The second feature from S. Craig Zahler, Brawl in Cell Block 99 is a grisly saga about a brick shithouse mechanic turned drugs courier fighting for the lives of his wife and unborn child. Sent down after a deal goes wrong, Bradley’s troubles are just beginning.
If 2015’s Bone Tomahawk, a Howard Hawks-type western spliced with a gore flick, was an ensemble piece, Zahler’s sophomore effort is a good old star vehicle. Yet the masterful storytelling, well-written characters, measured pacing and grotesque violence are very much carryovers, marking Zahler as one of those rare filmmakers whose artistry and vision has emerged on the screen fully-formed.
Brawl in Cell Block 99 begins as a realist tale depicting a working-class man in crisis and ends up an allegory about disenfranchisement. Frank Capra loved making pictures where the little guy triumphs against corrupt forces, whereas we all know in the real world they’re squashed like bugs. While Bradley (Vince Vaughan) is super-heroically impervious to pain, his economic status makes him vulnerable. With the American Dream having left him well and truly for dust, Bradley’s only option to provide the life he envisioned for himself and his wife (Jennifer Carpenter) is to sling dope for a cartel pal.
Over the course of two hours, the story slowly but surely meanders into thrilling pulp fiction waters. By the time we get to the brawl promised in the title, Zahler has pulled something of a miraculous magician’s trick. The world has shrunk considerably, the mood of claustrophobia like the perilous situation at the end of Bone Tomahawk. The film’s use of bleached out, desaturated colours – sea-sick greens, cobalt blues and phosphorus whites – is switched to sepulchral gloom, bordering on the Gothic.
Vaughn is outstanding as a human knuckleduster, and it’s a performance to match his sterling work as a gangster whose small-time empire crumbles before his eyes, in True Detective: Season Two.
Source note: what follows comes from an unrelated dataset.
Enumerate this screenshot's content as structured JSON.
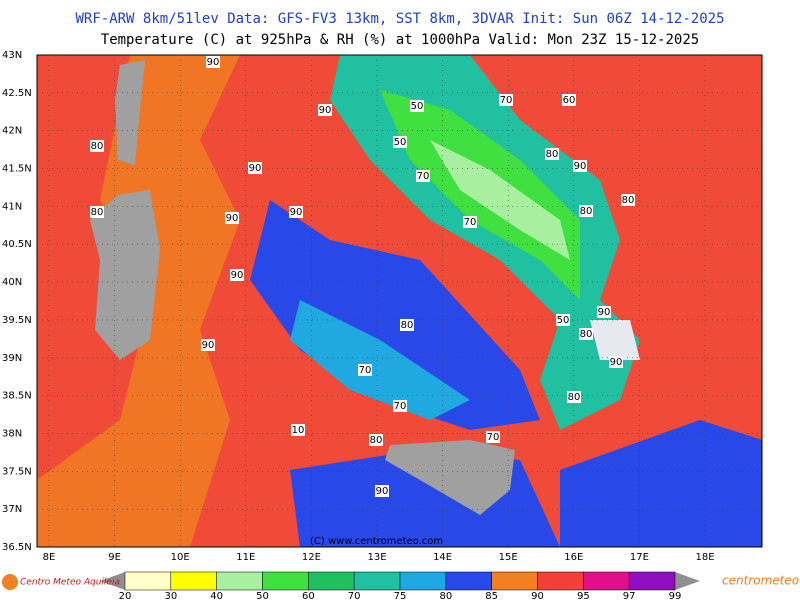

Bradley might be a walking-talking slab of granite who thinks nothing of scraping off a man’s face like he’s wiping shit off his boot heel, but he’s presented as a thoroughly moral chap in a world of absolute bastards. He’s the stock crime fiction figure (the dumb lug, usually a boxer, with a heart of gold, forced to take a dive so the gangster can get rich) reworked as a fella being robbed of his self-respect by powers who treat him with nothing but contempt. Big mistake.
In just two films, Zahler has announced himself as the heir to hombres such as Samuel Fuller, Don Siegel and Sam Peckinpah. These master craftsmen took generic material and made it their own, delivering pulpy goodness with a sense of poetry. Brawl in Cell Block 99 is a requiem for the workingman, brilliantly crafted and suitably savage.